Mason ends with a summary of some things Mormonism does well.

The ideal classlessness of Mormon community was exemplified by a comment made by a friend of mine named Kelly, a convert to the church in South Bend. He was a janitor at the University of Notre Dame, where several other members of the ward were either graduate students or professors. On that campus, as at most campuses and other places of work, janitors are practically invisible and occupy a distinctly lower place in the de facto caste system. Professors and janitors just don’t normally mix, at least not socially. But Kelly and his wife Kathy were amazing people. They refused to be intimidated by all these people with advanced degrees and fancy words like “hermeneutics” and immediately endeared themselves to the entire ward. They quickly became part of the dinner circuit and joyfully served alongside other ward members in every capacity, sharing lots of laughs in the process. When my mother came to visit, Kelly sought her out, gave her a bear hug, and exclaimed, “Isn’t this a great church, where a janitor and a professor at Notre Dame can be friends?”

Ex-Mormon skeptics like to quote the aphorism that “What is good in the church is not unique, and what is unique is not good.” But this is false.
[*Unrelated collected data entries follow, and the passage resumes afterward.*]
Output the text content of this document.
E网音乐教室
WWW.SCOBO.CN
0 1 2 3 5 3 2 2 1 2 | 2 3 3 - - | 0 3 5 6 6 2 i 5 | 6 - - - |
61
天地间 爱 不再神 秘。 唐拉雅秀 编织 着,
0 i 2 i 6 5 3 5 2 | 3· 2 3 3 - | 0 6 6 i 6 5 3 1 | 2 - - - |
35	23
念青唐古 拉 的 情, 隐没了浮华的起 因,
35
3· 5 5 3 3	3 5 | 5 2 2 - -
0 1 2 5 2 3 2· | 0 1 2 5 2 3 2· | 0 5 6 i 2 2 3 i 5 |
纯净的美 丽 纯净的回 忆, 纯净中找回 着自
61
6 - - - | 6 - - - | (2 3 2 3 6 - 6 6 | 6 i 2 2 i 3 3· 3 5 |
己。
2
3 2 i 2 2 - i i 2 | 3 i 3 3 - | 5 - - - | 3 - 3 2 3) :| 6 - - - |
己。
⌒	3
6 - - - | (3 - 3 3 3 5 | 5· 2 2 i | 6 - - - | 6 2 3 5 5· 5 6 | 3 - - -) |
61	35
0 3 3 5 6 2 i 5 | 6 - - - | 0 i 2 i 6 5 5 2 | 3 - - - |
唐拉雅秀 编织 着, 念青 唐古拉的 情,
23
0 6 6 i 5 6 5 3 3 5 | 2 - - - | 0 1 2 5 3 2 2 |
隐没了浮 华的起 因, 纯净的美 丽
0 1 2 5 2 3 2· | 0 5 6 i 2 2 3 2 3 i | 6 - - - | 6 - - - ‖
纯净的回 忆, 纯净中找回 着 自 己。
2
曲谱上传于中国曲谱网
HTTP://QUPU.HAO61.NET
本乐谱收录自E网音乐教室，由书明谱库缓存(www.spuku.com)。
Mormonism has some uniquely good qualities, and Mason articulates them well. If you don’t want to take Mason’s word for it, I also recommend Bloomberg View columnist Meghan McArdle’s recent piece, “How Utah Keeps the American Dream Alive.” (“I’m not sure this key ingredient is available in a secular version; I think religion might only come in religion flavor.”)

Mason concludes that “The Church of Jesus Christ of Latter-day Saints is not the only place to follow Christ, but I don’t know of anywhere better.”

Who this book is for

It is not for ex-Mormons. I think Mason would agree. As hard as he tries, his first principle that the church is true no matter what does not allow him to describe ex-Mormons entirely sympathetically. (One possible exception is ex-Mormon evangelicals; for Mason, belief in a vigorous, literalist strain of Christianity is the next best thing to belief in Mormonism.)

It is aimed in part at the family and friends of ex-Mormons, urging them to not judge harshly. While a welcome message, Mason’s subtext (again, from his first principle) that there are faith-promoting answers to all the tough questions tends to undermine the impact this could have. Because if your daughter isn’t coming to the same conclusion that the church is true, it must be that she hasn’t studied hard enough, prayed hard enough, or tried hard enough to believe.

The best audience for this book is someone who knows enough to be anxious but who wants to remain in the church, who is looking for comfort and for reasons to stay. For that person this book will resonate deeply.